The Independent
One person is being assassinated in Basra every hour, as order in Iraq's second city disintegrates, according to an Iraqi Defence Ministry official. And a quarter of all Iraqi children suffer from malnutrition, a survey of 20,000 households by the Iraqi government and Unicef says.
The number of violent killings in Basra is now at a level close to that of Baghdad, and marks the failure of the British Army's three-year attempt to quell violence there. Police no longer dare go to the site of a murder because they fear being attacked. The governor of Basra, Mohammed Misbahal-Wa'ili, is trying to sack the city's police chief, claiming that the police have not carried out a single investigation into hundreds of recent assassinations.
The collapse of government authority in Iraq is increasing at every level and leaders in Baghdad have yet to form a cabinet, five months after parliamentary elections on 15 December.
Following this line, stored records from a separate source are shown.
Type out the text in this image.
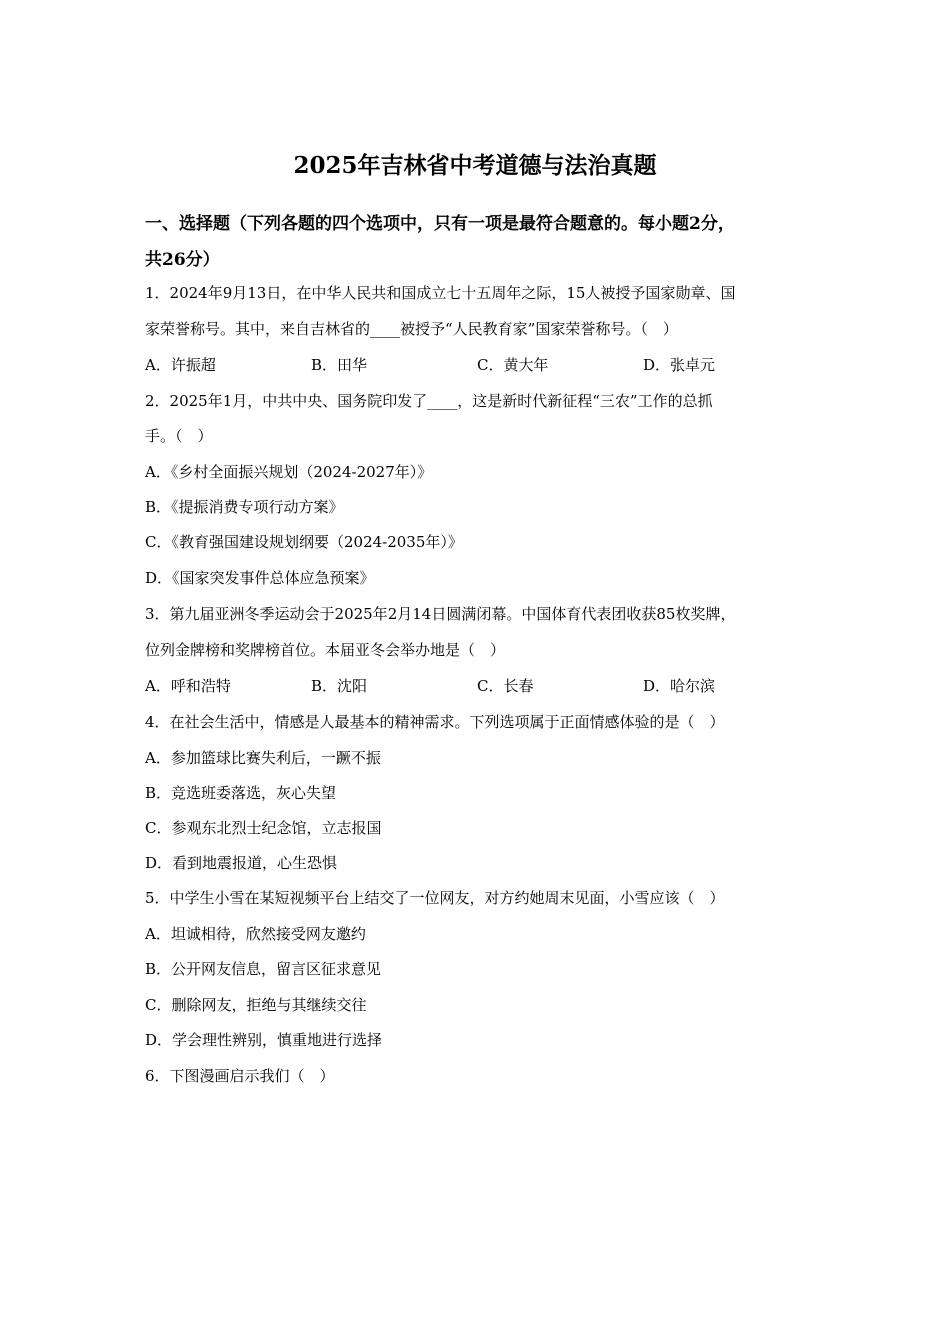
2025年吉林省中考道德与法治真题
一、选择题（下列各题的四个选项中，只有一项是最符合题意的。每小题2分，
共26分）
1．2024年9月13日，在中华人民共和国成立七十五周年之际，15人被授予国家勋章、国
家荣誉称号。其中，来自吉林省的____被授予“人民教育家”国家荣誉称号。（　）
A．许振超	B．田华	C．黄大年	D．张卓元
2．2025年1月，中共中央、国务院印发了____，这是新时代新征程“三农”工作的总抓
手。（　）
A．《乡村全面振兴规划（2024-2027年）》
B．《提振消费专项行动方案》
C．《教育强国建设规划纲要（2024-2035年）》
D．《国家突发事件总体应急预案》
3．第九届亚洲冬季运动会于2025年2月14日圆满闭幕。中国体育代表团收获85枚奖牌，
位列金牌榜和奖牌榜首位。本届亚冬会举办地是（　）
A．呼和浩特	B．沈阳	C．长春	D．哈尔滨
4．在社会生活中，情感是人最基本的精神需求。下列选项属于正面情感体验的是（　）
A．参加篮球比赛失利后，一蹶不振
B．竞选班委落选，灰心失望
C．参观东北烈士纪念馆，立志报国
D．看到地震报道，心生恐惧
5．中学生小雪在某短视频平台上结交了一位网友，对方约她周末见面，小雪应该（　）
A．坦诚相待，欣然接受网友邀约
B．公开网友信息，留言区征求意见
C．删除网友，拒绝与其继续交往
D．学会理性辨别，慎重地进行选择
6．下图漫画启示我们（　）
Insurgent attacks on American and British troops are also proving more lethal, with 44 US soldiers and seven British killed so far this month, and with daily losses exceeding anything seen for more than a year.
Majid al-Sari, an adviser to the Iraqi Ministry of Defence, describing the situation in Basra to the daily al-Zaman, said that on average one person was being assassinated every hour. Militiamen and tribesmen are often the only real authority. When Sheikh Hassan Jarih al-Karamishi was killed by men dressed in police uniforms at the weekend, Mr Sari said his heavily armed armed tribesmen stormed one police station in south Basra, killing 11 police, and burnt down two other buildings, headquarters for a political party.
Tribes who once lived in the marshlands outside Basra are engaged in constant feuds with other tribes. While militias owe allegiance to Shia parties, they are also suspected of receiving funds from Kuwaiti and Iranian intelligence.